Minorities, News

Georgian anti-gay activists warn of tougher line

by | Mar 25, 2014
anti LGBT demonstrators Tbilisi 2013-05-17

May 17, 2013, thousands of anti-gay activists disrupted a small peaceful demonstration in Tbilisi to mark the international day against homophobia. (Interpressnews.)

TBILISI, DFWatch–Anti-gay activists and clerics want to be more tough toward LGBT rights activists if the latter demonstrate for their rights on May 17, on the one-year anniversary of a violent attacks on them organized by Orthodox priests.

Pressed with multiple threats, the LGBT community in Georgia has not yet decided how to commemorate the international day against homophobia this year, and aren’t even sure whether to organize any event at all.

Basil Akhvlediani, archpriest at Akaurta Sioni Church, said: “If the May 17 [2013] events were not enough, the situation can get worse this year.”
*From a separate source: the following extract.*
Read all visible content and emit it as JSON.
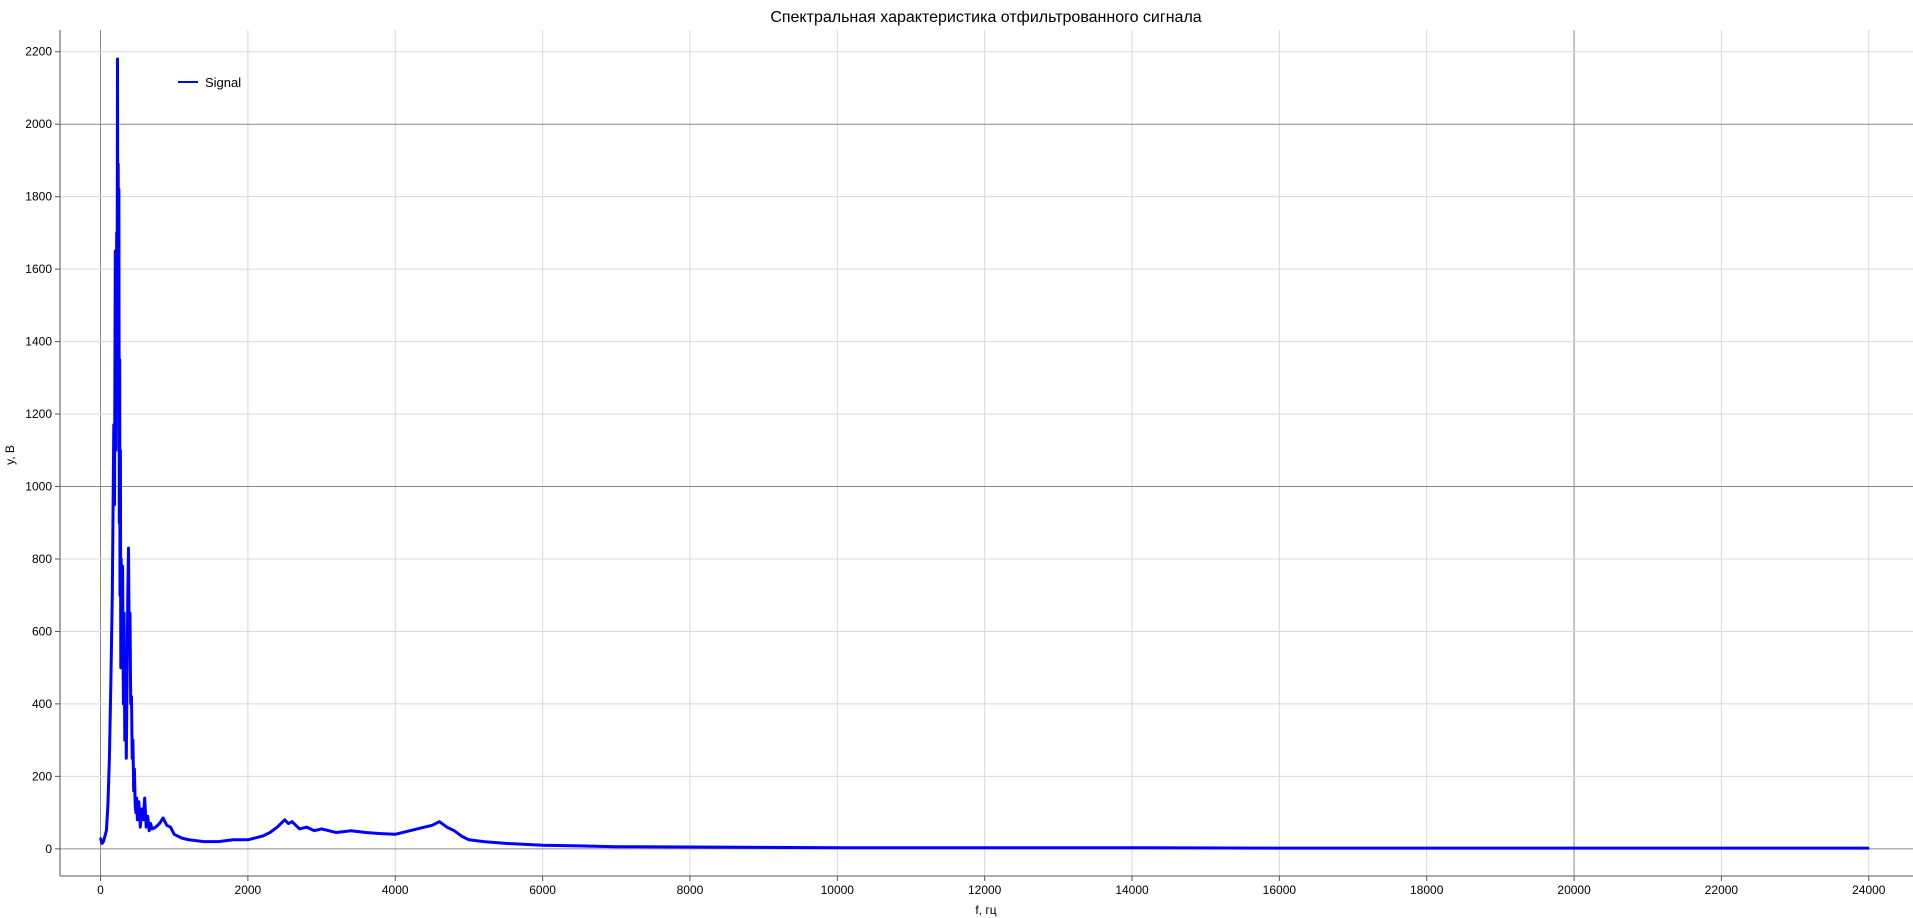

On May 17, 2013, a small group of LGBT supporters organized a silent demonstration dedicated to the international day against homophobia, but several thousand anti-gay activists including radical Orthodox Christians and clerics, attacked them.
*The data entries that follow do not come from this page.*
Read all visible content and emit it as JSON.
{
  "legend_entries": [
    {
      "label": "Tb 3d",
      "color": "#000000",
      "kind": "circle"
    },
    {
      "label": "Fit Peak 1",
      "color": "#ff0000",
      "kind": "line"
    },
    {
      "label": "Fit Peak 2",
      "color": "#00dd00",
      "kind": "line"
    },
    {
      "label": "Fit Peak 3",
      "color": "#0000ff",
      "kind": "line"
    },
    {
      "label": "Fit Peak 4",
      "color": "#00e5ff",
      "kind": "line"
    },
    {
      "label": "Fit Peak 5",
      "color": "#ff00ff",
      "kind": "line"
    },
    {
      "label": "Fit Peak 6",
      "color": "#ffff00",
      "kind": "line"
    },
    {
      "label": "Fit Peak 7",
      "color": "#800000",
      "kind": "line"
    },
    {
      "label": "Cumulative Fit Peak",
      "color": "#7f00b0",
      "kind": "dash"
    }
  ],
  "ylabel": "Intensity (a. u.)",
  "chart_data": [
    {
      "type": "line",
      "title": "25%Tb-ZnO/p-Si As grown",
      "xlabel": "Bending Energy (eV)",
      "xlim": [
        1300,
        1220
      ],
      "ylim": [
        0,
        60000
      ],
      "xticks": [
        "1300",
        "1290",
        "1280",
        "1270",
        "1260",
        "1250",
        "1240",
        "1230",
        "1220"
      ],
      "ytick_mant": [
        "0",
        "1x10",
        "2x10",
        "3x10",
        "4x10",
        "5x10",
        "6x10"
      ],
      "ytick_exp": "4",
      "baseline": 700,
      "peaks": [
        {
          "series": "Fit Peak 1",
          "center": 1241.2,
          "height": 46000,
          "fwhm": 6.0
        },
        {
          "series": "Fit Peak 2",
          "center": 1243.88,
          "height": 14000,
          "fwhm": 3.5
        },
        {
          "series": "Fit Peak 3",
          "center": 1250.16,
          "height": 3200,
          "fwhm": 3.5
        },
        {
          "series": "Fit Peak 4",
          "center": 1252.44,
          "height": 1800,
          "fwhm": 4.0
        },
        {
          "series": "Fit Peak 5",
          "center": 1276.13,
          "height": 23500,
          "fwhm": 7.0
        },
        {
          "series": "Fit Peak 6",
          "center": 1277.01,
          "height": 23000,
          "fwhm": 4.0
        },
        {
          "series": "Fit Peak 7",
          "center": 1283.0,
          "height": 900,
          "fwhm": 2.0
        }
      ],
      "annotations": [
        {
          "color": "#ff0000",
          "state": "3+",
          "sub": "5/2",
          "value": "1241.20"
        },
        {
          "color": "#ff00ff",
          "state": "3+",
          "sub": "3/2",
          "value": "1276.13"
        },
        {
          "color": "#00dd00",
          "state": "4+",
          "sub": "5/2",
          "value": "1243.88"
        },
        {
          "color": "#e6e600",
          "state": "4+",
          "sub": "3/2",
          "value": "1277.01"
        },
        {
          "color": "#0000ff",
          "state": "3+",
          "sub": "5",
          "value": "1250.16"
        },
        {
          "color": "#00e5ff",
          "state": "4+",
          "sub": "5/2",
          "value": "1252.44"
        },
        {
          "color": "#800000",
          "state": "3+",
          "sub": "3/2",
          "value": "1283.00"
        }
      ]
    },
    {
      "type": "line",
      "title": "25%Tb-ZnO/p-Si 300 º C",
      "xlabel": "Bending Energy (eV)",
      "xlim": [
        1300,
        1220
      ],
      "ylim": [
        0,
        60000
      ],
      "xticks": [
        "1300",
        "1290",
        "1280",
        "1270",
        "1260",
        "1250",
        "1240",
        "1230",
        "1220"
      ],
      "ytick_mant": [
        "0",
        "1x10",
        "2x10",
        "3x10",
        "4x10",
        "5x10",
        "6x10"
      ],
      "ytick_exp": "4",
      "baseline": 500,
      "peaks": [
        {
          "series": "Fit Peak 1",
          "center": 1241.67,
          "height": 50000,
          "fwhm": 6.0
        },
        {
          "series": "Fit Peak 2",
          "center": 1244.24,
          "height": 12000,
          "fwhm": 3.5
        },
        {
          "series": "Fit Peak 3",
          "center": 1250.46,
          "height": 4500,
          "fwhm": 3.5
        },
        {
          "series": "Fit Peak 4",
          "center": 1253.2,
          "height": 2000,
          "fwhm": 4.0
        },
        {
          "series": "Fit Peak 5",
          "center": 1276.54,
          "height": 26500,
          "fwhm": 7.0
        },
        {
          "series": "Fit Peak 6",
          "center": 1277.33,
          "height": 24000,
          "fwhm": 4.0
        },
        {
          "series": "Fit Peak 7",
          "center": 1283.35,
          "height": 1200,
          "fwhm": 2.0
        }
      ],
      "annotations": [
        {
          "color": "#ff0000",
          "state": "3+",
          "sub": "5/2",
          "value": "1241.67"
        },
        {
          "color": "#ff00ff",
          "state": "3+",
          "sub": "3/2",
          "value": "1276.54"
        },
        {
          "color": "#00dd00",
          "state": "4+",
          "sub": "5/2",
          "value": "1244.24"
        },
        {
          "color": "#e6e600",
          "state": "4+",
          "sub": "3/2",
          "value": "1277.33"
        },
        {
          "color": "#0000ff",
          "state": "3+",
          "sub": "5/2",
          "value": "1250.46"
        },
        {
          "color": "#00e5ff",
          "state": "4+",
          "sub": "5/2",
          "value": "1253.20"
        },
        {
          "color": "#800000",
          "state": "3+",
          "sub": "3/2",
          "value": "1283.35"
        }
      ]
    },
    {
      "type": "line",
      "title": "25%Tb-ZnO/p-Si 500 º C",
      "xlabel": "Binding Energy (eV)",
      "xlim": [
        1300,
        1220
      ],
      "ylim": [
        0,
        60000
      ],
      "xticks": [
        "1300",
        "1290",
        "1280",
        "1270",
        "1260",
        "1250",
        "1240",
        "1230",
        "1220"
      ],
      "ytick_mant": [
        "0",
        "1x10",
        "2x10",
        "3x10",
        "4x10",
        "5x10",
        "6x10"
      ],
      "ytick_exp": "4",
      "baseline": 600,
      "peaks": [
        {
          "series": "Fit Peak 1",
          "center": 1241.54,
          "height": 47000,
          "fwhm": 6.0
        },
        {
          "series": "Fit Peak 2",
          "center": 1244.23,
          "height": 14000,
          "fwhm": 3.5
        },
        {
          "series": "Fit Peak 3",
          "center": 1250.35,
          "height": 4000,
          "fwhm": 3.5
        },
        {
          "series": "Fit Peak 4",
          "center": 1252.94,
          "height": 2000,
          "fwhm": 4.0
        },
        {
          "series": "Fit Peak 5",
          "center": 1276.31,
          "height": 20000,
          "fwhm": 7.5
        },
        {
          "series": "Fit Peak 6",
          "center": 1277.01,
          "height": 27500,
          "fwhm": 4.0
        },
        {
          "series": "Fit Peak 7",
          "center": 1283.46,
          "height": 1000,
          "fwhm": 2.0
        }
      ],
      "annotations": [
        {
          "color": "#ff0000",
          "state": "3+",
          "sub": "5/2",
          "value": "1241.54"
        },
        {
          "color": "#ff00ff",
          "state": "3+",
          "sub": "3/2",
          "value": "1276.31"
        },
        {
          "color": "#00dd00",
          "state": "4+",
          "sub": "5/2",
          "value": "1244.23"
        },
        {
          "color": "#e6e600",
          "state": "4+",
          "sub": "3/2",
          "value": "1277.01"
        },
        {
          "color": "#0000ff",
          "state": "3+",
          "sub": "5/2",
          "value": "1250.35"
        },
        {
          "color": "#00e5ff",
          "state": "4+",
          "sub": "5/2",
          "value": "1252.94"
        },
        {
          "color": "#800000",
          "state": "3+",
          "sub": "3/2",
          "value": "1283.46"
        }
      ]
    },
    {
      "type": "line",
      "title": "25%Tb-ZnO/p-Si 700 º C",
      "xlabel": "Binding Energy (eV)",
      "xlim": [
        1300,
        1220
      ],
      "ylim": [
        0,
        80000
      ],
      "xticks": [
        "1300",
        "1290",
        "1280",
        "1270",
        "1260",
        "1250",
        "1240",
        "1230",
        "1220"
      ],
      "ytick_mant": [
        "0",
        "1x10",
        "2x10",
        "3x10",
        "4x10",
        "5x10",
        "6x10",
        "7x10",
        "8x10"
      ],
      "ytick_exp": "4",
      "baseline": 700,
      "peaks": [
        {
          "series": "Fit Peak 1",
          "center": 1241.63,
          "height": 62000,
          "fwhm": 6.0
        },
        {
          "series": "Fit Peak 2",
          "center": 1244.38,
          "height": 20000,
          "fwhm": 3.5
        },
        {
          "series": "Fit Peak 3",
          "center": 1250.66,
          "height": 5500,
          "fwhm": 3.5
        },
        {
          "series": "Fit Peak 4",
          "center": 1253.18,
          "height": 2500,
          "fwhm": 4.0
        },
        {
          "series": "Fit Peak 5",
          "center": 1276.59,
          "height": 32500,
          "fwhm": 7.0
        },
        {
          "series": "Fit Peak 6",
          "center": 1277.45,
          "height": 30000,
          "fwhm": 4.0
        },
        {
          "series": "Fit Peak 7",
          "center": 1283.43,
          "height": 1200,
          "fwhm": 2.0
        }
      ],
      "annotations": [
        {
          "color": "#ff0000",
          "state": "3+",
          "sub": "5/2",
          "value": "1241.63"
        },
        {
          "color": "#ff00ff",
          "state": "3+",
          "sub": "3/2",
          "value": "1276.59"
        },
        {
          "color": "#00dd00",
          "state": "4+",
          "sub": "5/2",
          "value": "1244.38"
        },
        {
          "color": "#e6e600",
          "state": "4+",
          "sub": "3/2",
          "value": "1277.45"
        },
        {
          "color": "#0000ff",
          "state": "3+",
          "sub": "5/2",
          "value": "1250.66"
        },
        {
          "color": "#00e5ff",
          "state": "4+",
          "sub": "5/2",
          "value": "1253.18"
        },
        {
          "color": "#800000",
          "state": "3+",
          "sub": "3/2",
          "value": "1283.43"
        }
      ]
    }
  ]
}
28 persons, including journalists and policemen were injured.

In a survey of human rights protection, the US State Department criticized Georgian police for not protecting the Georgian LGBT demonstrators.

Then Prime Minister Bidzina Ivanishvili responded by saying that the police rescued people from physical abuse, as ‘these people [LGBT] have always been beaten in Georgia.’

Georgia’s treaty with the EU, the Association Agreement, has become entangled in this debate, as Orthodox activists see it as promoting gay rights. The treaty, which is expected to be signed by June this year, will include criteria like guaranteeing democracy, the rule of law, human rights, respect for and protection of minorities.

„In order to implement their aggressive propaganda, they [LGBT advocates] try to summon the international society,” Basil Akhvlediani said. “EU and NATO membership can be considered suicide.”

Natia Kharatishvili, representative of Identoba, a group that advocates LGBT rights in Georgia and organized the May 17 demonstration, told DFWatch that they don’t have any plans, as it’s quite early yet.

“We don’t know what the organization will do for May 17 this year; it’s possible we don’t commemorate it at all,” Kharatishvili said.